Leader Condition 1’s probability can be most readily increased by improving information about the laggard’s activities. This can either be the result of voluntary information offered up by the laggard in combination with them pausing from behind, or it can be the result of better surveillance of the laggard by the leader and its allies. Leader Condition 2’s probability can either be improved by the leader racing more (which makes the world more dangerous) or by handicapping the laggard. The laggard may handicap themselves voluntarily in combination with Losing Heroically, or the leader and its allies may attempt to handicap the laggard through, for example, chip restrictions. Leader Condition 3 is very similar to Leader Condition 2, and its probability can be improved in the same ways: racing, voluntary handicapping, or externally-imposed handicapping.
Overall, I wanted to write this post because I think this is a plausibly good strategy in the more desperate, scary worlds which might occur in the future (which will probably satisfy Laggard Conditions 1, 2, and 4). I don’t recommend pursuing this strategy unless we know that’s the case, as it could make things worse. Further discussion of whether the conditions will likely become true or not would be much appreciated.
My substack: https://enterthewoods.substack.com/
This seems to be a common assumption when people talk about "lead time", although I imagine reality is a bit more chaotic and laggards who are not far behind could catch up with some amount of luck.
You can imagine a case where the laggard thinks that the leader is so evil that AI takeover would be preferable to the leader winning. Therefore, the optimal strategy is to race as much as possible to maximize takeover risk. The laggard, of course, might be correct. Sometimes I fear humans more than ASI.
"A consolation prize" could occur in a paradigm that is some combination of slow-takeoff and defense-favoring. Having a "second-rate" ASI could be extremely beneficial in these cases, so pausing from behind is not an optimal strategy.
Upon pausing, the leader may realize that the safety situation is much more dire than they initially thought, and they might be extremely reluctant to continue even if the laggard (who might remain ignorant) continues. However, as long as the leader does not anticipate this happening, this does not lower the probability that this condition is fulfilled. In fact, the leader physically cannot anticipate this happening if they are in any way rational, because of Conservation of Expected Evidence.
I think that even if I thought that takeover risk was pretty low (say 1-2%), I would at least be willing to pause for a few months to get that risk much closer to 0%. Perhaps I have a bad mental model of others' psyches, however.
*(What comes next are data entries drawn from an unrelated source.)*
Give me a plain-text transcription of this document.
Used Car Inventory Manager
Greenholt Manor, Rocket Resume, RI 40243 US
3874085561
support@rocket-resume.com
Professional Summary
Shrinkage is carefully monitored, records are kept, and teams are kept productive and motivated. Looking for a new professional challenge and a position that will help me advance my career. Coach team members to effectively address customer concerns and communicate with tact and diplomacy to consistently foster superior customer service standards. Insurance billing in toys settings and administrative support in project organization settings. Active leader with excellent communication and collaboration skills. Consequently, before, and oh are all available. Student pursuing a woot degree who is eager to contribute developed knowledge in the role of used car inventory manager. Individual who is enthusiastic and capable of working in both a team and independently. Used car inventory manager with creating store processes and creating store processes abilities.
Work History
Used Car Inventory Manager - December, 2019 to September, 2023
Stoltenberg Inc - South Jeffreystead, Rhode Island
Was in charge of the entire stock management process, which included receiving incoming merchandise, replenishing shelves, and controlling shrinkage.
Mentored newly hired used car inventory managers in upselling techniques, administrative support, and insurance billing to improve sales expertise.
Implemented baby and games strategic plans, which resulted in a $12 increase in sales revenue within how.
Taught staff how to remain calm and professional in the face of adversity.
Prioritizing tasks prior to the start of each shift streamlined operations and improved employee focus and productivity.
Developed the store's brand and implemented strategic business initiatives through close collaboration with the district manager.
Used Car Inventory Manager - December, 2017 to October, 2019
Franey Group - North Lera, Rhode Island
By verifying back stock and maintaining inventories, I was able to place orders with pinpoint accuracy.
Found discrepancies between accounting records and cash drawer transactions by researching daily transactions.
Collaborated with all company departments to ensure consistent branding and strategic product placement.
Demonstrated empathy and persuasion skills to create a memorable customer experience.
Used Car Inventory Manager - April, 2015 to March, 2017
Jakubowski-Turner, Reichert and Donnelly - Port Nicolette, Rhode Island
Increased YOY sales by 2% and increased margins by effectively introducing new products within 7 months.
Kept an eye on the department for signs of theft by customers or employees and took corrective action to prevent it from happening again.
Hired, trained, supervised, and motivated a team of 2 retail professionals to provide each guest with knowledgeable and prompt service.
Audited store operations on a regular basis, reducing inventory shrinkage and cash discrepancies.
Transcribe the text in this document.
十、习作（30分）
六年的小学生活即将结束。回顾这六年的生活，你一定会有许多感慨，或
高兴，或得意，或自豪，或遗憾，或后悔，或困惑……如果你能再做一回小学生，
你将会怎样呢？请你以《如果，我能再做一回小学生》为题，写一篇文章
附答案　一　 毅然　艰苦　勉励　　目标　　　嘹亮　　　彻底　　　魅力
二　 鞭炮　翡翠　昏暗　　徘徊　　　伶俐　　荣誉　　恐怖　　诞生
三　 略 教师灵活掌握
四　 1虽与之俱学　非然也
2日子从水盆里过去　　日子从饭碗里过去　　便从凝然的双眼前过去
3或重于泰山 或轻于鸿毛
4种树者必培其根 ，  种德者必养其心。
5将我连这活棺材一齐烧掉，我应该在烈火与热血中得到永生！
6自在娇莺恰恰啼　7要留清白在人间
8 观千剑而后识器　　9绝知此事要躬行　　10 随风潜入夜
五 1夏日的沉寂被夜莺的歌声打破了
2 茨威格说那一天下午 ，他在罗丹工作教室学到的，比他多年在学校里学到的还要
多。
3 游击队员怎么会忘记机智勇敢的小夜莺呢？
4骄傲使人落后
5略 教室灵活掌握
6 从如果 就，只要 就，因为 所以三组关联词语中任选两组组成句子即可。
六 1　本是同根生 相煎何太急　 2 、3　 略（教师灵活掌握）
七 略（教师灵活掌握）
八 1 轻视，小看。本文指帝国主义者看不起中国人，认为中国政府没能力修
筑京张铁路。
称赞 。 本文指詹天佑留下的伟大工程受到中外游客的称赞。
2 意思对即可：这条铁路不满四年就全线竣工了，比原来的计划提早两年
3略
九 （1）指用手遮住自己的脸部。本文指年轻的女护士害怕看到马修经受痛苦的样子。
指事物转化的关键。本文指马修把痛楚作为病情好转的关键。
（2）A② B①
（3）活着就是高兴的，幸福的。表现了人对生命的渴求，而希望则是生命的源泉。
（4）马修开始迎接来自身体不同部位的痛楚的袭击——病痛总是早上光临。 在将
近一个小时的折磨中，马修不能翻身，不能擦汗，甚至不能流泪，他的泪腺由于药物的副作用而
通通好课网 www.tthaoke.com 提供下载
I also expect that if takeover risk is very high, pausing for a few months and doing some safety checks might make this fact clear to the leader's people, causing a longer pause.
I doubt that this strategy will actually work, considering that the actors will likely look for hard-to-fake evidence. It may also backfire, decreasing the actors' trust and making it harder to debunk false negatives in the future.
In these worlds, concentration of power risk is already very high (near maximal). Improving some of the leader's conditions increases concentration of power risk. But if this risk is already at its limit, there is not much downside to doing so.